In order to cut back on the conflicts between humans and elephants, Chinese wildlife authorities have constructed a massive “food court” along established elephant migratory routes.
Stocked with five salty ponds, and many different kinds of plants that can satisfy their dietary needs, the elephant food court of Jinghong Nature Reserve spans 670,000 square meters, the same size as Porche’s Stuttgart car assembly plant, or around 62 European football fields.
Elephants roam vast distances every year, whether they live in China, India, or Africa.
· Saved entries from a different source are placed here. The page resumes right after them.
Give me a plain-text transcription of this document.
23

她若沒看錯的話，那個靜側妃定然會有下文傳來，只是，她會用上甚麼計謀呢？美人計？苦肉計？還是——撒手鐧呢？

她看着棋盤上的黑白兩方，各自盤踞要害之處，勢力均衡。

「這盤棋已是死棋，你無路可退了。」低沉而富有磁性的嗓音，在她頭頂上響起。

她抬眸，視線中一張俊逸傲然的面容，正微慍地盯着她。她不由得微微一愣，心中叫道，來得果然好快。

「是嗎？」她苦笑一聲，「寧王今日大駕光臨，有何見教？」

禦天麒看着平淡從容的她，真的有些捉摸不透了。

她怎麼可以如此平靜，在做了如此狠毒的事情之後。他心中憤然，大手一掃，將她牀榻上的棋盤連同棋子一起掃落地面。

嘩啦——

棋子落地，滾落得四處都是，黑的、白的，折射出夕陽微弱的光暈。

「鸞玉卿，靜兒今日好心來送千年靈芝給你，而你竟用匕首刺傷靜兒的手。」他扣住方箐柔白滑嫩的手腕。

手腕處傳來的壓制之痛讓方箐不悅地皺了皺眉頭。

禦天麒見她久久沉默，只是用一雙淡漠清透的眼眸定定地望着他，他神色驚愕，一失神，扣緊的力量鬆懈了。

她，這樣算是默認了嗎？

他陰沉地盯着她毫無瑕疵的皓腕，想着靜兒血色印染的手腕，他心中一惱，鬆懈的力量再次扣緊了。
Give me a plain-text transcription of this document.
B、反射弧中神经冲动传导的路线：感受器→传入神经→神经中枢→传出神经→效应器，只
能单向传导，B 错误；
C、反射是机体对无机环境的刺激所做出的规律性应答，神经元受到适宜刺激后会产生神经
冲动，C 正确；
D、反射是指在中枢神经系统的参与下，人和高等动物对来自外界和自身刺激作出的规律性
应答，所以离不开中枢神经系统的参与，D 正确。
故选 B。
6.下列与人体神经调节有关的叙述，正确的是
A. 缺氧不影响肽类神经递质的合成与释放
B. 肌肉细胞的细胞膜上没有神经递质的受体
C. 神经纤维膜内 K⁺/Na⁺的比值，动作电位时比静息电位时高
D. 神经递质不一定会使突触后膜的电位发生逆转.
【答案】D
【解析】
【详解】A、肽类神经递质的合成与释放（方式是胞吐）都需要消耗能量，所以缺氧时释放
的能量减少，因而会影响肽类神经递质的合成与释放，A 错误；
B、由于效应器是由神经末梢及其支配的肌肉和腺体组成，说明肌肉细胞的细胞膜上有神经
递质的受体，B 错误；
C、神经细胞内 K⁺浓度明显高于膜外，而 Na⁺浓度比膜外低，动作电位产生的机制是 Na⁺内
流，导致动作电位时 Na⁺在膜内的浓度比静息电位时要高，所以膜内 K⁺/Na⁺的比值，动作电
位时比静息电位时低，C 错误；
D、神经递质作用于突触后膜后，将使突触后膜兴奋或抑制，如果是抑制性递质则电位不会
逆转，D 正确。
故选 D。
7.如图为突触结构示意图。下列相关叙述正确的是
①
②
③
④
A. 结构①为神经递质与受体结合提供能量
They have no concept of land ownership or borders, and can often bring economic ruin to any unlucky farmer whose fields are close at hand when an elephant determines it’s time for lunch.
Since the end of the last century, Asian elephants in Jinghong have enjoyed protected status, and have grown in number from 85 to 185. This has led to greater conflict with locals during migrations.
The food court was started last December and finished in May, and its position in a national forest reserve was cleverly selected to ensure they would pass it every year during migration. The “food base,” or “dining hall” as Cha Wei, deputy director of Jinghong Reserve, described it is meant to eliminate the need for the pachyderms to raid nearby farms.
“If provided with enough food, the elephants will not break into villages and croplands to forage, which can help resolve conflicts between local people and wild elephants,” Mr. Cha was quoted as saying by the Xinhua news agency.
Last year 14 elephants trekked 500 kilometers during a migratory period that lasted 17 months, report Xinhua.
They’ve now returned to their traditional habitat of Mojiang County in Yunnan where all, including a calf born along the way, are stable and accounted for.